# Meinung zu Adobe Muse?!



## diesdas (17. Mai 2013)

Hallo!

Super Forum mit klasse Themen und Diskussionen!

Ich überlege grade ob ich mir das Programm Adobe Muse zulegen. Vorab mal die Frage an die Profis, was haltet ihr von Muse?

Spielerei oder wirkliche Alternative zum Webdesign?

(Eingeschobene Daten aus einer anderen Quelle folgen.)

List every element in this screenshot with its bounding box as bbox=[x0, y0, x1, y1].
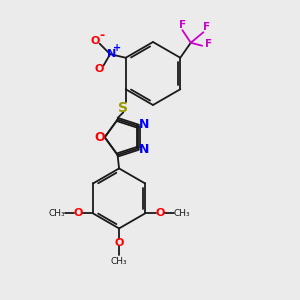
Text: F: F bbox=[205, 39, 212, 49]
Text: CH₃: CH₃ bbox=[173, 209, 190, 218]
Text: N: N bbox=[107, 49, 116, 59]
Text: F: F bbox=[203, 22, 210, 32]
Text: O: O bbox=[94, 131, 105, 144]
Text: CH₃: CH₃ bbox=[48, 209, 65, 218]
Text: -: - bbox=[100, 29, 105, 42]
Text: N: N bbox=[139, 118, 150, 131]
Text: CH₃: CH₃ bbox=[111, 257, 128, 266]
Text: F: F bbox=[179, 20, 186, 30]
Text: S: S bbox=[118, 101, 128, 116]
Text: +: + bbox=[113, 43, 121, 52]
Text: O: O bbox=[114, 238, 124, 248]
Text: O: O bbox=[74, 208, 83, 218]
Text: N: N bbox=[139, 143, 150, 156]
Text: O: O bbox=[94, 64, 104, 74]
Text: O: O bbox=[90, 36, 100, 46]
Text: O: O bbox=[155, 208, 165, 218]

Bin auf eure Meinung gespannt!

Grüße


----------



## Rainve (17. Mai 2013)

Ich persönlich halte nicht viel von solchen Webseite Baukästen. Auch wenn ich ein großer Fan von Adobe bin. Wofür würdest du dir das denn zulegen wollen?


----------



## Webflasher (22. Mai 2013)

Also ich habe nicht gerade viel Erfahrungen mit Muse aber ich denke, dass es für Leute, die sich wirklich nicht in HTML, CSS und JS einarbeiten wollen lohnt. Da man schnell gute Designs (auch für Tablet und Mobile) erstellen kann. Allerdings erfordert es doch etwas Einarbeitungszeit um Bugs aus der Seite zu bekommen.
Aber wie gesagt, ich habe es auch nur ein paar mal erst genutzt...


----------



## Carrear (26. Mai 2013)

Muse? Ist das sowas wie Edge Reflow? Werden diese Editoren tatsächlich nicht besser. Ich habe mit HTML und CSS ja seltenst Probleme - aber meine Vorstellung war schon, dass man tatsächlich irgendwann mal zuverlässig ein solches Programm nutzen kann.


----------



## Webflasher (26. Mai 2013)

Edge Reflow dient ausschließlich dem Designen von Responsive-Layouts und dem exportieren von CSS. Außerdem können mit Reflow PS Designs geladen werden. Es dient also nicht zum Code editieren oder zum kompletten Entwerfen einer Seite.

Muse hingegen bietet die Möglichkeit ganze Websiten ohne Code zu erstellen und diese im realen Leben zu nutzen.

Das wollte ich nur mal kurz loswerden damit es keine Missverständnisse gibt


----------